Local Labour councillor Kim Groves explained 12 caravans had initially pitched up, and more arrived earlier today (Friday).
She said they were believed to have moved on from another unauthorised site in Seacroft.
She added council bosses were seeking court action to get the convoy moved - but stressed: “We are working closely with police to see what can be done. Residents are concerned and rightly so.”
Coun Groves said the land was owned by Leeds City Council and was currently on sale for housing.
A householder who lives just yards from the site, which is currently overgrown with hedges, said the vans started moving in on Wednesday night and “everybody is really worried”.
He claimed there had been “total negligence” by the council as it had failed to block off the land properly.
The arrival of the illegal convoy comes a week after a council plans panel granted a 10 year extension to a temporary traveller and gypsy site in the city centre.
The YEP reported previously that the city had forked out more than £3 million in a decade to clean up and remove illegal traveller camps,
But despite the massive bill, the city has made huge leaps in its recent work to reduce the costs - with illegal camps slashed by almost 60 per cent overall.
A spokeswoman for Leeds City Council said today: “The council was made aware that a group of travellers had arrived on a piece of land at Bodmin Road in Middleton earlier this week.
“We have since been monitoring the area and are taking the appropriate action through the courts to ensure this illegal encampment is vacated and cleared up as soon as possible.
“Once the encampment has vacated we will be reviewing the security measures at the site.
Councillor Peter Gruen, former executive board member for planning and neighbourhoods - who oversaw much of the city’s cleanup efforts on the issue - said the summer months were traditionally busier for traveller convoys as families visit Leeds for fairs and weddings.

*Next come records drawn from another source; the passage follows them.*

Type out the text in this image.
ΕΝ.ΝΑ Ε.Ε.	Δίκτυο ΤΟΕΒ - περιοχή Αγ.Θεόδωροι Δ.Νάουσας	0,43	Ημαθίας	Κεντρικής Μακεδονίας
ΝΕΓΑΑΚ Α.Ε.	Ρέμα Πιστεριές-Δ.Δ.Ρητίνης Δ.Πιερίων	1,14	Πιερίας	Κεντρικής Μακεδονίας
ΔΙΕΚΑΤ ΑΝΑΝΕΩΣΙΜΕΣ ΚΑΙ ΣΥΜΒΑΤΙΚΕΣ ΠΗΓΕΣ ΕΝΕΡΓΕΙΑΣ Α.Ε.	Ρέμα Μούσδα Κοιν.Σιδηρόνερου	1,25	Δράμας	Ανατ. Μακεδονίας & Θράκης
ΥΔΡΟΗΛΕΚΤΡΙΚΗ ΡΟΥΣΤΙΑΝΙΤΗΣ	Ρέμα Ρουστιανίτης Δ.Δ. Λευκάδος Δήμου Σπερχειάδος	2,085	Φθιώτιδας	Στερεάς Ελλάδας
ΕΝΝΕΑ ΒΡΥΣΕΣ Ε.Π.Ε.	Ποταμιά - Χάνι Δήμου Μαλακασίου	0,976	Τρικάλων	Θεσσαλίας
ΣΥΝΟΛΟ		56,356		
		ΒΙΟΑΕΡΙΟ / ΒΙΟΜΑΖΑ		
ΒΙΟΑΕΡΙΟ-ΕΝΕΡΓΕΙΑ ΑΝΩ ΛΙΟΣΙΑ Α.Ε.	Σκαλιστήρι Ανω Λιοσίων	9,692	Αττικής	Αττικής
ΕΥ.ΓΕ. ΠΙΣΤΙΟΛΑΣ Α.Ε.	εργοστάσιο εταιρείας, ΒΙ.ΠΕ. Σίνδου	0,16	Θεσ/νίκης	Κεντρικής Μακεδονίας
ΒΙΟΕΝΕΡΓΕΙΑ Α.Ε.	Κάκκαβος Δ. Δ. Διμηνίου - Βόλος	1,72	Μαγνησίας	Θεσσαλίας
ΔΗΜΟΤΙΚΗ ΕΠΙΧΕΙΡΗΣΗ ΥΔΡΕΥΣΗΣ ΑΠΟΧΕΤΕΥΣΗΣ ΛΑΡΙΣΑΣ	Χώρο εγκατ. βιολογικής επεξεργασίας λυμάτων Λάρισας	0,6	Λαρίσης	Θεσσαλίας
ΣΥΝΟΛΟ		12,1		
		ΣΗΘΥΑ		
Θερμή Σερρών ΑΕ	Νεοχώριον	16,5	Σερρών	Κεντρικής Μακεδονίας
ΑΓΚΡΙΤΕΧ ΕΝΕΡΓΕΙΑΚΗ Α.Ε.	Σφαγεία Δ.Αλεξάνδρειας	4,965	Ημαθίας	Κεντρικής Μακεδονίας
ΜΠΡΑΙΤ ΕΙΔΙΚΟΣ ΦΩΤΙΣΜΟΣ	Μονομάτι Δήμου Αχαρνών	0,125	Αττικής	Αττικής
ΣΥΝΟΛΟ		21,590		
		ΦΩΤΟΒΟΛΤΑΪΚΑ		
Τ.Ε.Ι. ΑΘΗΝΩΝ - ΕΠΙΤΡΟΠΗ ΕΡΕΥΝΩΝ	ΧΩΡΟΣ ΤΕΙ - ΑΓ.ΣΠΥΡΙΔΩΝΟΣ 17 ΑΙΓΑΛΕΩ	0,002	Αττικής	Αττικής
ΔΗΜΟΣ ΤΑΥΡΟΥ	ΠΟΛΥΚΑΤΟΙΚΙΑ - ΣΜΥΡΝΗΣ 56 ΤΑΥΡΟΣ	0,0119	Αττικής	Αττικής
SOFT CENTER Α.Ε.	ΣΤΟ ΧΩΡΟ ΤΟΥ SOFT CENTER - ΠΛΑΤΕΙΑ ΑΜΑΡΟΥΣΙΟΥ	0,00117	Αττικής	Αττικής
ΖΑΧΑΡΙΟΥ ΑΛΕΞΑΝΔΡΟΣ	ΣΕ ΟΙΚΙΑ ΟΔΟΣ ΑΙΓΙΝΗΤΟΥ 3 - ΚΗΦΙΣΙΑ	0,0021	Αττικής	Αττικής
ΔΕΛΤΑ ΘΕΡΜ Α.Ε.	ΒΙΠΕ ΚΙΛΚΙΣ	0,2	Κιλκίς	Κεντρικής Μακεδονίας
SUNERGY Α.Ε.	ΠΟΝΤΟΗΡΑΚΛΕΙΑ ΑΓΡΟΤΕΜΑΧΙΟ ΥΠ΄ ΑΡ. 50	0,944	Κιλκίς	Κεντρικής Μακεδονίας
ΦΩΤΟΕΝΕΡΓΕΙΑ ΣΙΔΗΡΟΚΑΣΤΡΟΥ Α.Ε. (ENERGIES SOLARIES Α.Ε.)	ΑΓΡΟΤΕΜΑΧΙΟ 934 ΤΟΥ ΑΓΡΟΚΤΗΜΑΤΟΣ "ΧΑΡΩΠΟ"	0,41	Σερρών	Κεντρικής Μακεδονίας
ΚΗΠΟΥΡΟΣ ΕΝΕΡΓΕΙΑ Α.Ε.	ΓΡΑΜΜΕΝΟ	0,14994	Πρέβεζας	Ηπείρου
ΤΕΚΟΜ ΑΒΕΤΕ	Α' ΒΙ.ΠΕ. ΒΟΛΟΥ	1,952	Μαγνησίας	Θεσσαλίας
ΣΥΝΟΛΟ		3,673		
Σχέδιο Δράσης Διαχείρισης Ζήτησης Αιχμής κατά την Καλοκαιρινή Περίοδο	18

He said the council will take “the most robust action we can take if there are illegal encampments” like the one at Middleton.
But he stressed the incident was a rarity nowadays.
“Five years ago it used to be happening every week, with different groups pitching up,” he said.
“The legal and clean-up costs were minimal last year compared to before, but we can still say ‘you come at your own peril if you pitch up illegally’.”
Leeds’s long-term development masterplan - its Core Strategy - has identified a need for 62 authorised traveller caravan pitches in the city up to 2028.
Around 25 permanent pitches are to be managed by the council, along with nine pitches for temporary stopping, and up to 28 pitches may be developed privately on smaller sites for families throughout Leeds.